If you want to buy paperback or hardback books, you don’t need to go to stores: you can order them online and have them delivered. Alternatively, you can use an ereader like an Amazon Kindle and simply download the titles you want. It’s quick and convenient, so if you wince every time you think about your reading list, take this chance to make a dent in it.
Make smart long-term decisions
If short-term thinking is all you could previously handle during the working week, you’re not alone. When your calendar is packed with events, you need to keep your eyes on the road just ahead of you, and that makes it much harder to make any decisions about what’s over the horizon — decisions that can be hugely important.
Now that you have some time stuck at home, you can make smart long-term plans. You can think about where you want to be in five years, and what skills you want to develop. You can also put effort into tasks that will benefit you over time: tasks like planting fruit seeds in your garden or investing your savings.
You can also audit your finances to look for room for improvement. What are you paying for subscription services? Cancel anything you’re not using. Even your mortgage (if you have one) can be reconsidered: have a mortgage broker find you some quotes, and if you find something that better suits your current financial situation then you can go for it. It might not be fun to put time into these things, but it will make a difference in the end.
Reconnect with old friends
I talked about how relationships have been strained or strengthened, and that was always going to happen. Some people living together have found solace in company, while others have seen their differences drive them to distraction — and those kept apart by lockdown have either become closer because of it or started to feel their connections weaken.

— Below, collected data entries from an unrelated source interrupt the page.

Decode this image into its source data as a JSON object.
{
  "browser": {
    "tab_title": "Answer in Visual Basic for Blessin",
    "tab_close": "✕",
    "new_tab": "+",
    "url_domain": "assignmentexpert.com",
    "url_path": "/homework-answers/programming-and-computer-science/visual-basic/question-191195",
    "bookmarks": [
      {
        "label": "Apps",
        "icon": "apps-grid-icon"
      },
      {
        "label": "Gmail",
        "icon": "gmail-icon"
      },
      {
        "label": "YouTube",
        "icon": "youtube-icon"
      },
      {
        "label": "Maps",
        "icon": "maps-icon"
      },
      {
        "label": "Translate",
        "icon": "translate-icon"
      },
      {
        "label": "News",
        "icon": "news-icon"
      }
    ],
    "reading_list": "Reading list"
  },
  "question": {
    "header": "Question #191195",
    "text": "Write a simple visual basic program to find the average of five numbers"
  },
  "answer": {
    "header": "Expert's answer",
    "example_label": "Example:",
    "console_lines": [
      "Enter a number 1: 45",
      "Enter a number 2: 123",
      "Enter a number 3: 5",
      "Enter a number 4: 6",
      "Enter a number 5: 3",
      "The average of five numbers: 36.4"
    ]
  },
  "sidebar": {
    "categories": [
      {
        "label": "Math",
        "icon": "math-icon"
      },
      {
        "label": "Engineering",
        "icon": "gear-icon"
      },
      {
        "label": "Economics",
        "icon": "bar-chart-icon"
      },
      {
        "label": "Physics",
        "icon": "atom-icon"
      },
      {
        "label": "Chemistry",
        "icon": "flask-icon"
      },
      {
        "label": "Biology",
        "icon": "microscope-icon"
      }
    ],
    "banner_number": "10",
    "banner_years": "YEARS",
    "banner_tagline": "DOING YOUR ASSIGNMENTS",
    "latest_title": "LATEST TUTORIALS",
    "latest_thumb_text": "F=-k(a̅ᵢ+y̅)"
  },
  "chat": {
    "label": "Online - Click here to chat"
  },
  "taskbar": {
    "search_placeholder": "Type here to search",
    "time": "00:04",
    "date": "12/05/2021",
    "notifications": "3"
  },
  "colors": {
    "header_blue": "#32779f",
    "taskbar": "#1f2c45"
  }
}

What of old relationships, though? Do you ever think about the friends you’ve lost touch with throughout your life? Some due to petty squabbles, others due to paths simply diverging. A situation like this can produce a lot of nostalgic rumination, thinking back on all the mistakes you’ve ever made and what you’d do given a chance to set them right.
This is that chance. Right now you can be quite confident that almost anyone you care to contact will have some free time to talk to you, and you’ll have shared experiences to talk about without needing to delve into your history together. So why not give that old friend a call, or reach out to them online? You might find some pleasant closure, or you might find yourself resuming that old friendship as though it never ended. People change, and this is a great time to see what that means.
Lockdown has been tough for so many people, and we still don’t know when life will move significantly towards its former state, but we shouldn’t be too fixated on what might change. Instead, we should seek to make the most of the opportunities afforded us by the lockdown measures. It’s the best way to grow and thrive in tough circumstances.